Top Review by ~Nimz~
I'll agree with 2Bleu that this was a little involved for a sandwich but DH really enjoyed it. The bacon is what makes this sandwich. I can't wait to use the bacon on our BLT's this summer when the garden is in full bloom. The sauce needed something but I can't put my finger on what. Maybe some additional spices. All in all a nice dish that I may make again with some experimenting. Thanks for sharing. Made for PRMR
- 8 slices smoked bacon
- fresh coarse ground black pepper
- light brown sugar
- cayenne pepper
- 1 small onion, chopped
- 8 ounces white mushrooms, chopped
- 8 tablespoons butter (1 stick)
- 6 tablespoons flour
- 4 cups milk
- 1⁄2 teaspoon white pepper
- 1⁄2 cup shredded white cheddar cheese
- 1⁄2 cup shredded sharp cheddar cheese
- 1⁄2 cup grated parmesan cheese
- 1 teaspoon salt
- 8 slices hearty white bread (I used Pepperidge Farm Farmhouse Soft Hearty White)
- 1 lb sliced deli turkey
- 1 large beefsteak tomato
Directions See How It's Made
- Prepare bacon: Preheat oven to 400 degrees. Line jelly-roll pan with parchment paper. Lay out slices of bacon (do not overlap). Sprinkle with black pepper, brown sugar and cayenne (as your taste dictates - I only used a touch of cayenne for a hint of heat). Bake for 10-12 minutes until nice and crispy. Remove from pan and drain on paper towel-lined plate. Set aside.
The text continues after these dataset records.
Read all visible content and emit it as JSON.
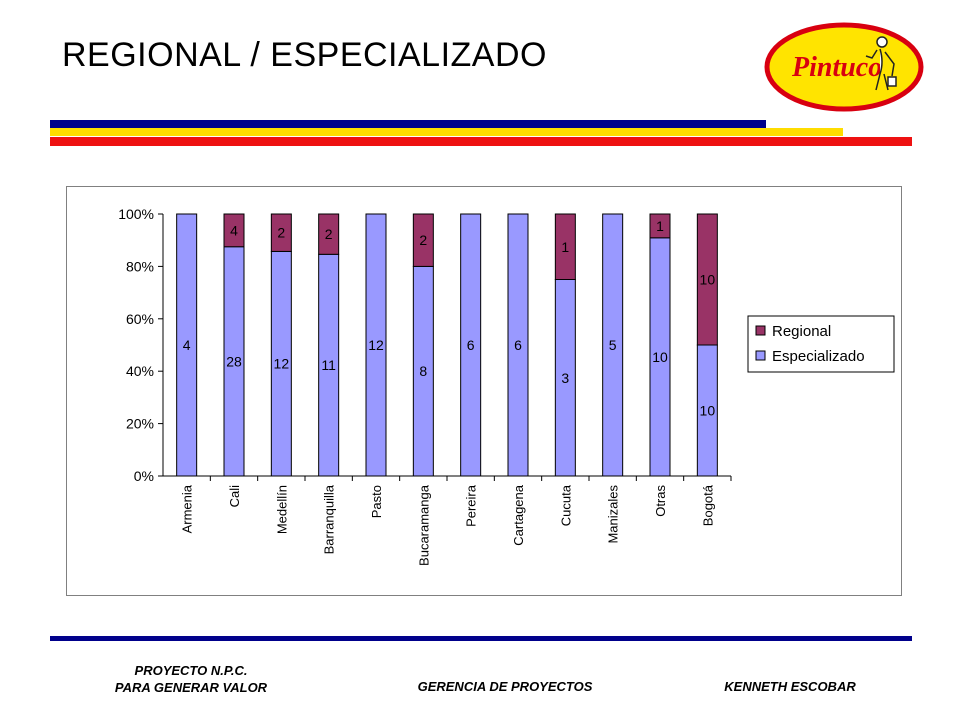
{
  "slide": {
    "title": "REGIONAL / ESPECIALIZADO",
    "logo_text": "Pintuco",
    "colors": {
      "navy": "#00008b",
      "yellow": "#ffdd00",
      "red": "#ee1111",
      "logo_red": "#d80010",
      "logo_yellow": "#ffe400"
    }
  },
  "footer": {
    "left_line1": "PROYECTO N.P.C.",
    "left_line2": "PARA GENERAR VALOR",
    "middle": "GERENCIA DE PROYECTOS",
    "right": "KENNETH ESCOBAR"
  },
  "chart_data": {
    "type": "bar",
    "stacked": "percent",
    "categories": [
      "Armenia",
      "Cali",
      "Medellín",
      "Barranquilla",
      "Pasto",
      "Bucaramanga",
      "Pereira",
      "Cartagena",
      "Cucuta",
      "Manizales",
      "Otras",
      "Bogotá"
    ],
    "series": [
      {
        "name": "Especializado",
        "color": "#9999ff",
        "values": [
          4,
          28,
          12,
          11,
          12,
          8,
          6,
          6,
          3,
          5,
          10,
          10
        ]
      },
      {
        "name": "Regional",
        "color": "#993366",
        "values": [
          0,
          4,
          2,
          2,
          0,
          2,
          0,
          0,
          1,
          0,
          1,
          10
        ]
      }
    ],
    "y_ticks": [
      "0%",
      "20%",
      "40%",
      "60%",
      "80%",
      "100%"
    ],
    "ylim": [
      0,
      100
    ],
    "legend_position": "right",
    "grid": false
  }
}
- Meanwhile, while bacon is cooking, make cheese sauce. Melt butter in a large saucepan over medium heat and add onion and mushrooms. Saute until onions are translucent and mushrooms are soft. Stir in flour, 1 T. at a time, and cook for about 1 minute. Season with salt and white pepper. Slowly stir in milk (about 1 cup at a time) until it is fully incorporated and flour is well-blended. Cook, stirring frequently, until mixture has thickened. Add cheeses, 1/2 cup at a time, stirring to blend well. Remove from heat and set aside.
- To assemble sandwiches, Preheat broiler. Toast bread slices to a medium-golden color and lay out on shallow-rimmed baking pans. (You will probably need 2 to fit all the bread slices.) Divide sliced turkey breast evenly among the bread slices, folding to fit on the bread. Ladle reserved cheese sauce over turkey and toast. (I used a ladleful for each sandwich.) Slice tomato in 8 slices and place on top of sandwiches. Slice bacon slices in half and set aside. Place each baking pan under broiler, one at a time, and broil until browned and bubbly. After removing from broiler, put bacon slices on top (arranged in an X) and serve.
- Note: Any leftovers reheat very well. You can just run them under the broiler again or bake in a 400-degree oven for a few minutes.